The House undertaking was so limp and unsuccessful that Schiff actually dithered over whether Democrats should take an impeachment vote, telling an astonished Jake Tapper on CNN that he wanted to “discuss this with my constituents and colleagues before I make a final judgment on this.”
The Senate trial has similarly failed. A new Washington Post/ABC News poll finds a plurality of voters (49 percent) are against removing the president from office while only 47 percent favor impeachment.
At the same time, the poll reveals that Trump’s approval rating is now at the highest level of his presidency. Perhaps more significant: 47 percent of independents now give the president a thumbs-up, up from 38 percent in October.
Those are remarkable findings in the midst of an impeachment trial, but not surprising given who has led the charge.
House Speaker Nancy Pelosi knew the stakes, and for many months resisted pressure from the progressive hounds baying for Trump’s blood. Forced into impeachment, she has tried to travel the high road, on many occasions insisting that her party has undertaken this quest solemnly and sadly, even as she giddily handed out signature pens.

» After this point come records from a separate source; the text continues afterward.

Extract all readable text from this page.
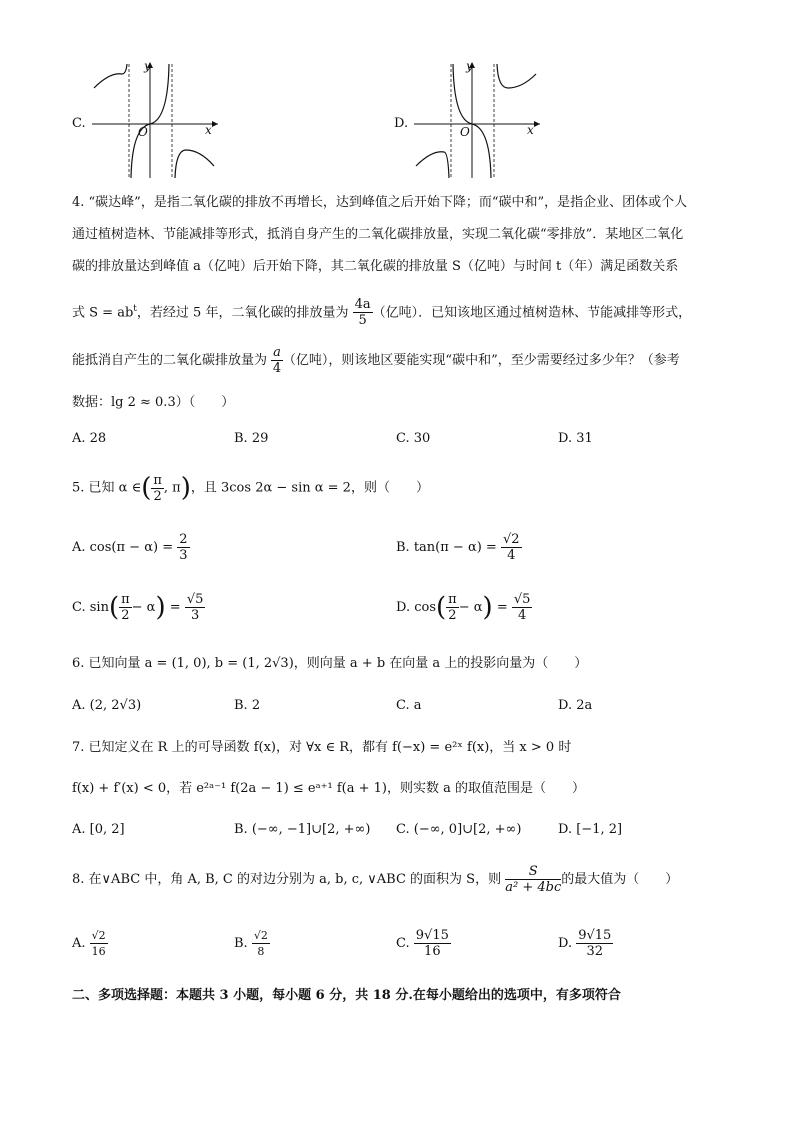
C.
y
x
O
D.
y
x
O
4. “碳达峰”，是指二氧化碳的排放不再增长，达到峰值之后开始下降；而“碳中和”，是指企业、团体或个人
通过植树造林、节能减排等形式，抵消自身产生的二氧化碳排放量，实现二氧化碳“零排放”．某地区二氧化
碳的排放量达到峰值 a（亿吨）后开始下降，其二氧化碳的排放量 S（亿吨）与时间 t（年）满足函数关系
式 $S = ab^t$，若经过 5 年，二氧化碳的排放量为 $\frac{4a}{5}$ （亿吨）．已知该地区通过植树造林、节能减排等形式，
能抵消自产生的二氧化碳排放量为 $\frac{a}{4}$ （亿吨），则该地区要能实现“碳中和”，至少需要经过多少年？（参考
数据：lg 2 ≈ 0.3）（　　）
A. 28	B. 29	C. 30	D. 31
5. 已知 α ∈( $\frac{\pi}{2}$ , π)，且 3cos 2α − sin α = 2，则（　　）
A. $\cos(\pi - \alpha) = \frac{2}{3}$	B. $\tan(\pi - \alpha) = \frac{√2}{4}$
C. $\sin( \frac{\pi}{2} - \alpha) = \frac{√5}{3}$	D. $\cos( \frac{\pi}{2} - \alpha) = \frac{√5}{4}$
6. 已知向量 a = (1, 0), b = (1, 2√3)，则向量 a + b 在向量 a 上的投影向量为（　　）
A. (2, 2√3)	B. 2	C. a	D. 2a
7. 已知定义在 R 上的可导函数 f(x)，对 ∀x ∈ R，都有 f(−x) = e²ˣ f(x)，当 x > 0 时
f(x) + f′(x) < 0，若 e²ᵃ⁻¹ f(2a − 1) ≤ eᵃ⁺¹ f(a + 1)，则实数 a 的取值范围是（　　）
A. [0, 2]	B. (−∞, −1]∪[2, +∞) C. (−∞, 0]∪[2, +∞)	D. [−1, 2]
8. 在∨ABC 中，角 A, B, C 的对边分别为 a, b, c, ∨ABC 的面积为 S，则 $\frac{S}{\text{a² + 4bc}}$ 的最大值为（　　）
A. $\frac{√2}{16}$	B. $\frac{√2}{8}$	C. $\frac{9√15}{16}$	D. $\frac{9√15}{32}$
二、多项选择题：本题共 3 小题，每小题 6 分，共 18 分.在每小题给出的选项中，有多项符合
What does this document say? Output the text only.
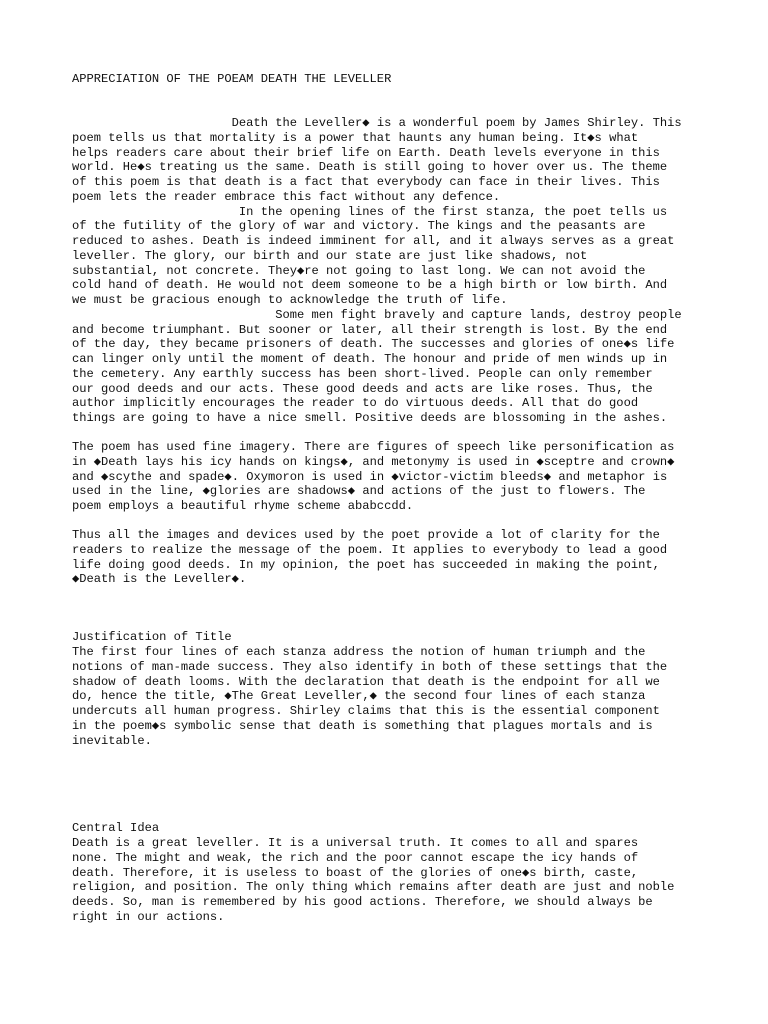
APPRECIATION OF THE POEAM DEATH THE LEVELLER

Death the Leveller◆ is a wonderful poem by James Shirley. This
poem tells us that mortality is a power that haunts any human being. It◆s what
helps readers care about their brief life on Earth. Death levels everyone in this
world. He◆s treating us the same. Death is still going to hover over us. The theme
of this poem is that death is a fact that everybody can face in their lives. This
poem lets the reader embrace this fact without any defence.
In the opening lines of the first stanza, the poet tells us
of the futility of the glory of war and victory. The kings and the peasants are
reduced to ashes. Death is indeed imminent for all, and it always serves as a great
leveller. The glory, our birth and our state are just like shadows, not
substantial, not concrete. They◆re not going to last long. We can not avoid the
cold hand of death. He would not deem someone to be a high birth or low birth. And
we must be gracious enough to acknowledge the truth of life.
Some men fight bravely and capture lands, destroy people
and become triumphant. But sooner or later, all their strength is lost. By the end
of the day, they became prisoners of death. The successes and glories of one◆s life
can linger only until the moment of death. The honour and pride of men winds up in
the cemetery. Any earthly success has been short-lived. People can only remember
our good deeds and our acts. These good deeds and acts are like roses. Thus, the
author implicitly encourages the reader to do virtuous deeds. All that do good
things are going to have a nice smell. Positive deeds are blossoming in the ashes.

The poem has used fine imagery. There are figures of speech like personification as
in ◆Death lays his icy hands on kings◆, and metonymy is used in ◆sceptre and crown◆
and ◆scythe and spade◆. Oxymoron is used in ◆victor-victim bleeds◆ and metaphor is
used in the line, ◆glories are shadows◆ and actions of the just to flowers. The
poem employs a beautiful rhyme scheme ababccdd.

Thus all the images and devices used by the poet provide a lot of clarity for the
readers to realize the message of the poem. It applies to everybody to lead a good
life doing good deeds. In my opinion, the poet has succeeded in making the point,
◆Death is the Leveller◆.

Justification of Title

The first four lines of each stanza address the notion of human triumph and the
notions of man-made success. They also identify in both of these settings that the
shadow of death looms. With the declaration that death is the endpoint for all we
do, hence the title, ◆The Great Leveller,◆ the second four lines of each stanza
undercuts all human progress. Shirley claims that this is the essential component
in the poem◆s symbolic sense that death is something that plagues mortals and is
inevitable.

Central Idea

Death is a great leveller. It is a universal truth. It comes to all and spares
none. The might and weak, the rich and the poor cannot escape the icy hands of
death. Therefore, it is useless to boast of the glories of one◆s birth, caste,
religion, and position. The only thing which remains after death are just and noble
deeds. So, man is remembered by his good actions. Therefore, we should always be
right in our actions.
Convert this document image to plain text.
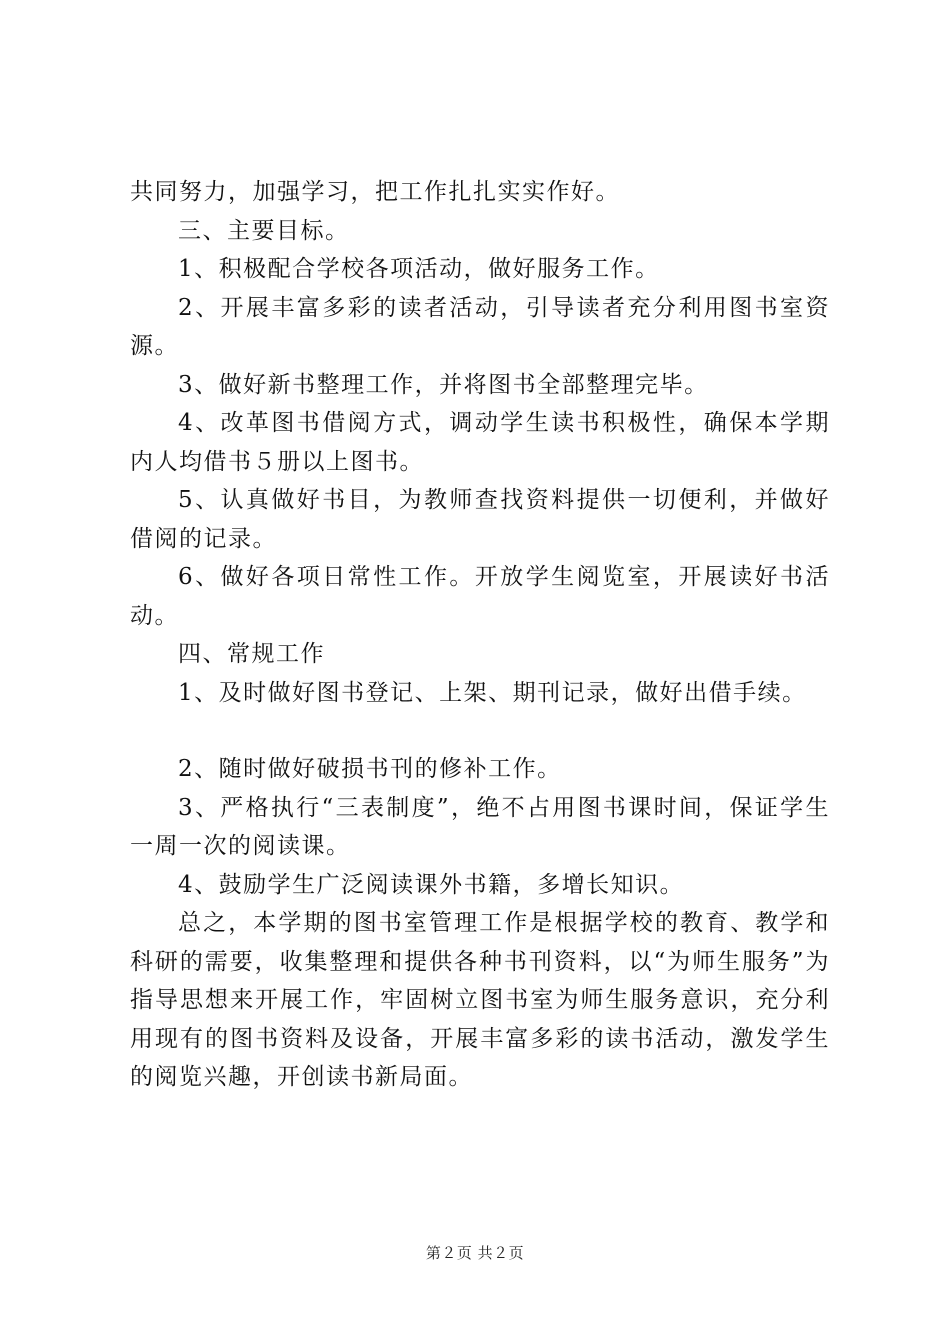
共同努力，加强学习，把工作扎扎实实作好。

三、主要目标。

1、积极配合学校各项活动，做好服务工作。

2、开展丰富多彩的读者活动，引导读者充分利用图书室资源。

3、做好新书整理工作，并将图书全部整理完毕。

4、改革图书借阅方式，调动学生读书积极性，确保本学期内人均借书５册以上图书。

5、认真做好书目，为教师查找资料提供一切便利，并做好借阅的记录。

6、做好各项日常性工作。开放学生阅览室，开展读好书活动。

四、常规工作

1、及时做好图书登记、上架、期刊记录，做好出借手续。

2、随时做好破损书刊的修补工作。

3、严格执行“三表制度”，绝不占用图书课时间，保证学生一周一次的阅读课。

4、鼓励学生广泛阅读课外书籍，多增长知识。

总之，本学期的图书室管理工作是根据学校的教育、教学和科研的需要，收集整理和提供各种书刊资料，以“为师生服务”为指导思想来开展工作，牢固树立图书室为师生服务意识，充分利用现有的图书资料及设备，开展丰富多彩的读书活动，激发学生的阅览兴趣，开创读书新局面。

第２页 共２页
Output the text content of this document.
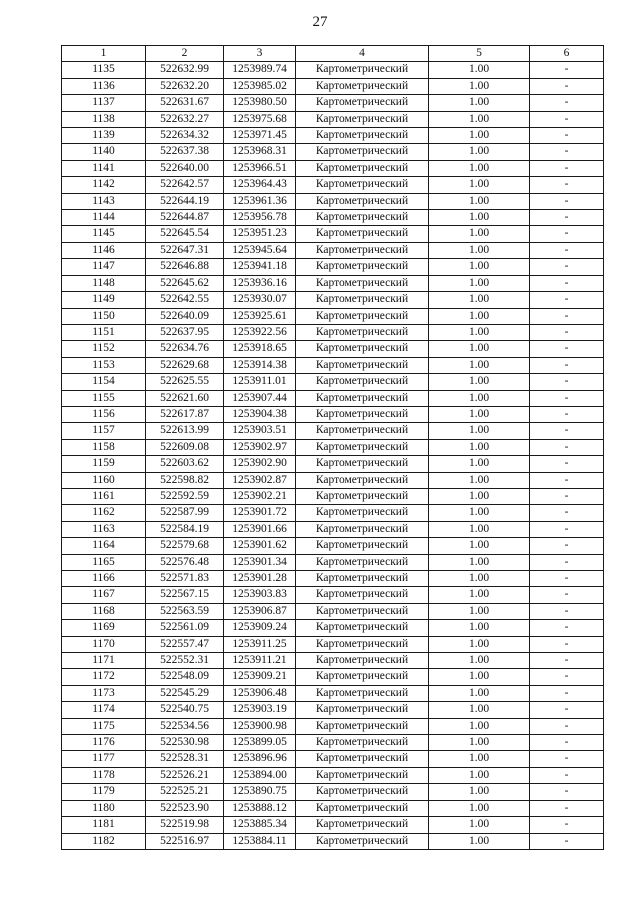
27
1	2	3	4	5	6
1135	522632.99	1253989.74	Картометрический	1.00	-
1136	522632.20	1253985.02	Картометрический	1.00	-
1137	522631.67	1253980.50	Картометрический	1.00	-
1138	522632.27	1253975.68	Картометрический	1.00	-
1139	522634.32	1253971.45	Картометрический	1.00	-
1140	522637.38	1253968.31	Картометрический	1.00	-
1141	522640.00	1253966.51	Картометрический	1.00	-
1142	522642.57	1253964.43	Картометрический	1.00	-
1143	522644.19	1253961.36	Картометрический	1.00	-
1144	522644.87	1253956.78	Картометрический	1.00	-
1145	522645.54	1253951.23	Картометрический	1.00	-
1146	522647.31	1253945.64	Картометрический	1.00	-
1147	522646.88	1253941.18	Картометрический	1.00	-
1148	522645.62	1253936.16	Картометрический	1.00	-
1149	522642.55	1253930.07	Картометрический	1.00	-
1150	522640.09	1253925.61	Картометрический	1.00	-
1151	522637.95	1253922.56	Картометрический	1.00	-
1152	522634.76	1253918.65	Картометрический	1.00	-
1153	522629.68	1253914.38	Картометрический	1.00	-
1154	522625.55	1253911.01	Картометрический	1.00	-
1155	522621.60	1253907.44	Картометрический	1.00	-
1156	522617.87	1253904.38	Картометрический	1.00	-
1157	522613.99	1253903.51	Картометрический	1.00	-
1158	522609.08	1253902.97	Картометрический	1.00	-
1159	522603.62	1253902.90	Картометрический	1.00	-
1160	522598.82	1253902.87	Картометрический	1.00	-
1161	522592.59	1253902.21	Картометрический	1.00	-
1162	522587.99	1253901.72	Картометрический	1.00	-
1163	522584.19	1253901.66	Картометрический	1.00	-
1164	522579.68	1253901.62	Картометрический	1.00	-
1165	522576.48	1253901.34	Картометрический	1.00	-
1166	522571.83	1253901.28	Картометрический	1.00	-
1167	522567.15	1253903.83	Картометрический	1.00	-
1168	522563.59	1253906.87	Картометрический	1.00	-
1169	522561.09	1253909.24	Картометрический	1.00	-
1170	522557.47	1253911.25	Картометрический	1.00	-
1171	522552.31	1253911.21	Картометрический	1.00	-
1172	522548.09	1253909.21	Картометрический	1.00	-
1173	522545.29	1253906.48	Картометрический	1.00	-
1174	522540.75	1253903.19	Картометрический	1.00	-
1175	522534.56	1253900.98	Картометрический	1.00	-
1176	522530.98	1253899.05	Картометрический	1.00	-
1177	522528.31	1253896.96	Картометрический	1.00	-
1178	522526.21	1253894.00	Картометрический	1.00	-
1179	522525.21	1253890.75	Картометрический	1.00	-
1180	522523.90	1253888.12	Картометрический	1.00	-
1181	522519.98	1253885.34	Картометрический	1.00	-
1182	522516.97	1253884.11	Картометрический	1.00	-
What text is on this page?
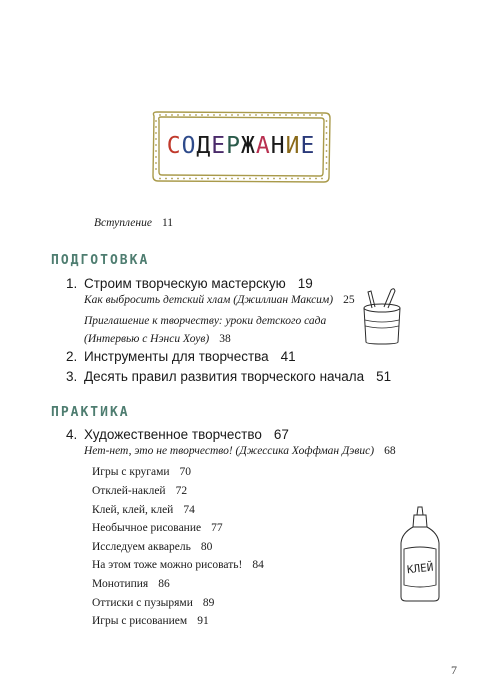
СОДЕРЖАНИЕ
Вступление 11
ПОДГОТОВКА
1. Строим творческую мастерскую 19
Как выбросить детский хлам (Джиллиан Максим) 25
Приглашение к творчеству: уроки детского сада
(Интервью с Нэнси Хоув) 38
2. Инструменты для творчества 41
3. Десять правил развития творческого начала 51
ПРАКТИКА
4. Художественное творчество 67
Нет-нет, это не творчество! (Джессика Хоффман Дэвис) 68
Игры с кругами 70
Отклей-наклей 72
Клей, клей, клей 74
Необычное рисование 77
Исследуем акварель 80
На этом тоже можно рисовать! 84
Монотипия 86
Оттиски с пузырями 89
Игры с рисованием 91
КЛЕЙ
7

Nonetheless, and contrary to her past insistence that impeachment should be bipartisan, Pelosi allowed one of the most partisan members of her caucus to act as ringmaster to the circus; all that was missing was the red coat.
Impeachment is a political act. Success is not necessarily defined by the outcome, but rather by the impact on public opinion. Though various polls have shown that Democrats have brought their own party along on this journey, they also confirm they have failed to attract the backing of millions of independents, and have only hardened Republican support for the president.
The most compelling argument against impeachment is that we are but months away from a presidential election. Instead of trying to eject President Trump from office through skimpy charges and partisan hearings, Democrats should offer up a candidate who can beat him in November.
That, of course, is their problem. So far, that candidate has not emerged.